After examining new research and speaking directly with customers, we believe the following predictions will hold true for the data quality market in 2018:
Prediction #1: Data quality groups will form in business teams
A large majority of global enterprises will assign resources to data quality projects in 2018. Although data quality practices occurring in central IT teams will remain focused on cross-domain or deep-domain analysis and quality improvements, business units will tie their own data quality metrics into use cases and business scenarios. For example, chief marketing officers will be interested in improving the quality of their marketing databases and controlling the costs of direct mail campaigns by removing duplicate names and addresses.
Prediction #2: Data profiling will be the catalyst for data quality exercises within the LOB
With data quality becoming increasingly necessary across a variety of business units, executives and LOB managers will search for areas in the practice where they can add the most value. Given their proficiency in their respective business domains, analysts and subject matter experts are inherently best-suited to decide what information the data should represent, what values are false positives, and what patterns are leading indicators of certain business outcomes. As a result, data profiling — the practice of understanding the content, relationships, patterns, anomalies, and redundancies in data — will be the first step in a data quality journey for the LOB.
Prediction #3: A new breed of modern data quality tools will emerge
To accelerate time to value, many business leaders will endeavor to quickly deploy data quality solutions and rapidly enable their teams, driving the need for cloud deployments. Given that business teams typically lack deep technical expertise, a new breed of modern data quality tools — designed with business users’ skills and know-how in mind — will gain popularity. Some user experiences will include interactivity with data (where a business user can see and profile all data values in Excel-like interfaces) and the use of visualization and point-and-click motions to speedily perform a task.
Prediction #4: New datasets and rapid prototypes will drive demand for separating signals from the noise
IoT, data lakes, data streams, and external datasets can be the origins of new technology. These rich, often complex data sets carry a high potential for new products or services. For example, by using sensors inside vehicles to collect data such as tire pressure, temperature, speed, and location, Michelin is improving consumers’ driving techniques and fuel consumption. These types of services require rapid profiling of sensor and device data to discover patterns, model behavior data, and pilot and test ideas to devise new use cases and products.

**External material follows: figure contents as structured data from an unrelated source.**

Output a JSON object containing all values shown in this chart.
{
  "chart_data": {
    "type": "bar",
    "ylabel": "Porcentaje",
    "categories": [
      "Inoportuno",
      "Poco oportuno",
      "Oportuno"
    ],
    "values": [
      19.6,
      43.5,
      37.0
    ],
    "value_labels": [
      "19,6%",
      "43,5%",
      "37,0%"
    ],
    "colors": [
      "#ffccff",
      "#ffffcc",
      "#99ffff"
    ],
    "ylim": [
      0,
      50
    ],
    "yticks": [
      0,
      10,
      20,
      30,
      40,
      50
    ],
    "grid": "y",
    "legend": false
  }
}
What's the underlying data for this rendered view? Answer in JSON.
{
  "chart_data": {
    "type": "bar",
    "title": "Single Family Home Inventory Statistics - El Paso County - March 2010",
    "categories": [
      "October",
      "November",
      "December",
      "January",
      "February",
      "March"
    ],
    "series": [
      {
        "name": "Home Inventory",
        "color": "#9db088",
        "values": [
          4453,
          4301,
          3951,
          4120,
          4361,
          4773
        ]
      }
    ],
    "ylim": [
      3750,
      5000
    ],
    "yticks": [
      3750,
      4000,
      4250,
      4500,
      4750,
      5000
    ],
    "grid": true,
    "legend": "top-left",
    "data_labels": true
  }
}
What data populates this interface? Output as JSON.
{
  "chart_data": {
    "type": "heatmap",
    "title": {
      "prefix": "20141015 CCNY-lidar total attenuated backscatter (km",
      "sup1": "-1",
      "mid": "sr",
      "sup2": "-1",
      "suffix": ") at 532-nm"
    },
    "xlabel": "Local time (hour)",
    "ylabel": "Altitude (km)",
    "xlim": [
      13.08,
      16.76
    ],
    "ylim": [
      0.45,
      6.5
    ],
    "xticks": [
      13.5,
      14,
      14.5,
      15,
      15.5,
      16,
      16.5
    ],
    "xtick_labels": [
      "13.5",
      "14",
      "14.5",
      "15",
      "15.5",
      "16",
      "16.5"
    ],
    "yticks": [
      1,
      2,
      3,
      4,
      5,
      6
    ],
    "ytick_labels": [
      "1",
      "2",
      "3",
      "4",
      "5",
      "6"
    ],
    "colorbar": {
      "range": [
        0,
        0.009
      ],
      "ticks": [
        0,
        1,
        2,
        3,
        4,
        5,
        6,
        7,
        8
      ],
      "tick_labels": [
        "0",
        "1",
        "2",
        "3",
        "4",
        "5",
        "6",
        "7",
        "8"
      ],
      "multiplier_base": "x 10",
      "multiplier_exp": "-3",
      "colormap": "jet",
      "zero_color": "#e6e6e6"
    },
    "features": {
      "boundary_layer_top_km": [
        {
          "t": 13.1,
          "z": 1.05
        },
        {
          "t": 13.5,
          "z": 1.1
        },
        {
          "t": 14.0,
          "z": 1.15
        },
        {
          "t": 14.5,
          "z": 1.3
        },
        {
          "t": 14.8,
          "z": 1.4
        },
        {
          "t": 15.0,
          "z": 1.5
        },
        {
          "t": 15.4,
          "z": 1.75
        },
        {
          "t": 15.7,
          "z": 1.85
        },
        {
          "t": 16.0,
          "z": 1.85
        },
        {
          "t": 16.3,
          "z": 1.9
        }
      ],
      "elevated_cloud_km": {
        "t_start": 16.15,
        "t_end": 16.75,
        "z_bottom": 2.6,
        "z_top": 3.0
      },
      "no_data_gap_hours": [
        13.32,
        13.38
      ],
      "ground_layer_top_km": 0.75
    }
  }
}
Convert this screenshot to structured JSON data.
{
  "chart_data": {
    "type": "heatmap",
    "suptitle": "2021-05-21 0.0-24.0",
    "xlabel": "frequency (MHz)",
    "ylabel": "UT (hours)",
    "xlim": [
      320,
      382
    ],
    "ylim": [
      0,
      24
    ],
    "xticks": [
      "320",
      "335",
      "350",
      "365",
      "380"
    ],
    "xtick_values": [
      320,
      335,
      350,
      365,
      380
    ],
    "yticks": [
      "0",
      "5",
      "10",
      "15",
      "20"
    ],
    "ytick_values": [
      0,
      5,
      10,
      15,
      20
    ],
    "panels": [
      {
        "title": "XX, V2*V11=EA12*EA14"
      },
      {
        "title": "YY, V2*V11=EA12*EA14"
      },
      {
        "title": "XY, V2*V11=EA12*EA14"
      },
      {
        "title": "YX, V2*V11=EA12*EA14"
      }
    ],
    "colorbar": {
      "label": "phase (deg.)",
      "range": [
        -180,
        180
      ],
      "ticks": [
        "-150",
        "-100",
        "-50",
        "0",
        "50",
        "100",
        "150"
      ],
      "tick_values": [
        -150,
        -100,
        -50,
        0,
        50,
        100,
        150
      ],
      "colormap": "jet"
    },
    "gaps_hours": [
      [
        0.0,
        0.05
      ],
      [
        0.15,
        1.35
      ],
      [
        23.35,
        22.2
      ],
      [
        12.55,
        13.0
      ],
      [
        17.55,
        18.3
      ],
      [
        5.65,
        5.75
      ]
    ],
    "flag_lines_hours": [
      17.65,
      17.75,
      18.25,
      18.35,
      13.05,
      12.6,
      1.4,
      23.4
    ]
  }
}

Prediction #5: Machine learning algorithms will augment data quality tools
Machine learning algorithms will continue to enrich data quality tools. Part of augmented analytics, Gartner defines this use as “augmented data preparation, which uses machine learning to augment data profiling and data quality, harmonization, modeling, manipulation, enrichment, metadata development, and cataloging.” In 2018, we will continue to see machine learning techniques utilized to identify relationships between data sets and suggest joins, perform appends and unions, and automate profiling of data to detect and fix anomalies and normalize data by using clustering techniques.
Data Quality Directions
Market dynamics have started to change where data quality exercises are taking a more active role in the line of business. As new data lakes are created to manage more complex data from business products and services (such as ad tech, mobile consumer behavior, and IoT device usage), organizations are more inclined to discover data quality problems in their early stages and inside the line of business. For many of these use cases, it is essential that business subject matter experts, who know their data more intimately, play an active role in providing a baseline for improving its quality in a way that impacts business outcomes.
Thanks to new technologies (such as machine learning and cloud) and better user-experience principles, a set of new, modern, business-user-centric data quality solutions have emerged to enable analysts and business domain experts to interact with data for a hands-on experience in collaboration with IT.